Except it was made by Adam Sandler’s shingle, so it’s required to be aggressively stupid and juvenile, starting with the casting of Kevin James in the lead role. Somehow, Happy Madison has managed to perfect the art of the hate watch, and the dozen or so examples of absolutely embarrassing moviemaking shown here would only further my point that Sandler’s group is purposely thumbing its nose at what most of us consider “good.”
An early (and strong) candidate for worst movie of 2022.
Something Old
All About Eve (1950, Criterion Channel or $VOD): I was reading up on some Oscars previews and was reminded that only three movies in history have racked up a record-14 nominations: Titanic, La La Land and…All About Eve, which is even more impressive considering those first two were legitimate blockbuster sensations, and Eve is still the only movie in history to score acting nominations for four different female performers (a record that will never be broken).

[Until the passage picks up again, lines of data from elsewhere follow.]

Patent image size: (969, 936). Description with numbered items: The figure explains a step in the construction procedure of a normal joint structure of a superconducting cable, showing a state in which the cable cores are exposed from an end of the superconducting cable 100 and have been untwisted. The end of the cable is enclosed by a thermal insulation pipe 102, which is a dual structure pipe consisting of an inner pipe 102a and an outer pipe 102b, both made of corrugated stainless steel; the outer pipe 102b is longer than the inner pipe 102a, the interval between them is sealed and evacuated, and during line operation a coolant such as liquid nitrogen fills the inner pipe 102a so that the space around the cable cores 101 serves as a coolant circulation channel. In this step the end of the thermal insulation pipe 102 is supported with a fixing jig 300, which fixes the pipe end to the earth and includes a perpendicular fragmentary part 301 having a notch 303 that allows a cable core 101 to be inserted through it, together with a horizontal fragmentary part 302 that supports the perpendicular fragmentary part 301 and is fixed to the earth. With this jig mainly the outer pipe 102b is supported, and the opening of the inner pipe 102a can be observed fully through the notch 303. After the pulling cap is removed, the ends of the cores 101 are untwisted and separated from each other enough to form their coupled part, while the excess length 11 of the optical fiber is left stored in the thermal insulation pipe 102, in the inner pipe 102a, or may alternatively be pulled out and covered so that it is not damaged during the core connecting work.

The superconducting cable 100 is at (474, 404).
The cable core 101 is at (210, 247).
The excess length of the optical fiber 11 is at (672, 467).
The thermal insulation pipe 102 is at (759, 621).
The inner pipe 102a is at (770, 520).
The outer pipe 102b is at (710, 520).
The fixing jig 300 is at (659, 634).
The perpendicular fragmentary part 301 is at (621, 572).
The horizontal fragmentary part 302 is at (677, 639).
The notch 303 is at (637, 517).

There’s really no other way to say this is one of the greatest movies ever made, and one of the most essential movies any aspiring cinephile has to see. It’s hard to get much more Old Hollywood royalty than Bette Davis, Marilyn Monroe (in a bit part) and director Joseph Mankiewicz (brother of the titular Mank). But the archetypes of this movie still get referenced in casual conversation, and its template has been used for tons of movies in the years since. And aside from that, it’s still just an awesome movie to watch. Highest recommendation!
Something to Stream
Nightmare Alley (Hulu AND HBO Max): Due to some contractual mishaps, this awards contender is now streaming on both Warner’s and Disney’s streaming platforms. And just like I did last week with The Last Duel, I feel like it’s my duty to inform you that one of the best movies of last year is now streaming, and you should definitely watch it. Here’s my full review from December. The simply astonishing production design and cinematography, complimented with a crazy-stacked cast, bring life to this undeniably bleak neo-noir drama about a circus hand (Bradley Cooper) who flies a little too close to the sun. It’s a dark, intense movie that has grown in my estimation and stuck in my memory since the first time I watched it, and I’m becoming increasingly angry that it seems to be getting ignored by most awards bodies to this point.
Trailer Watch: The Offer
I already had the “Trailer Watch” locked and loaded below and then I saw this and HAD to include it. It’s our first look at the Paramount+ series following the making of “The Godfather” and holy moly I’m so in. Miles Teller stars (having replaced cannibal Armie Hammer), we’ve got Matthew Goode as a shockingly good rendering of Paramount chief Robert Evans, Giovanni Ribisi as mob boss Joe Columbo, “Ted Lasso” star Juno Temple, Colin Hanks, and Dan freaking Fogler as Francis Ford Coppola?! April 28 cannot come soon enough.
Trailer Watch: After Yang
This was one of the most hyped movies coming out of this year’s Sundance Film Festival, a meditative look at the little moments in life that mean the most, from Korean writer/director Kogonada (one namer!). I had a chance to see it last week and jokingly said, “it’s like the plastic bag scene from American Beauty became a feature length film,” which is true but undersells Kogonada’s ability to pull off the pretentiousness in truly affecting manor. Colin Farrell and Jodie Turner-Smith (who you may recognize from Queen & Slim) play parents in a sci-fi future where it’s not uncommon to hire a sophisticated AI ‘replicant’ to be a companion for your children. This family’s helper shuts down unexpectedly, and in trying to repair it they discover it is far more human than they could’ve imagined.
This is an arthouse film to a tee, a designation that will either excite you or warn you away from this movie when it gets released to the public “soon.”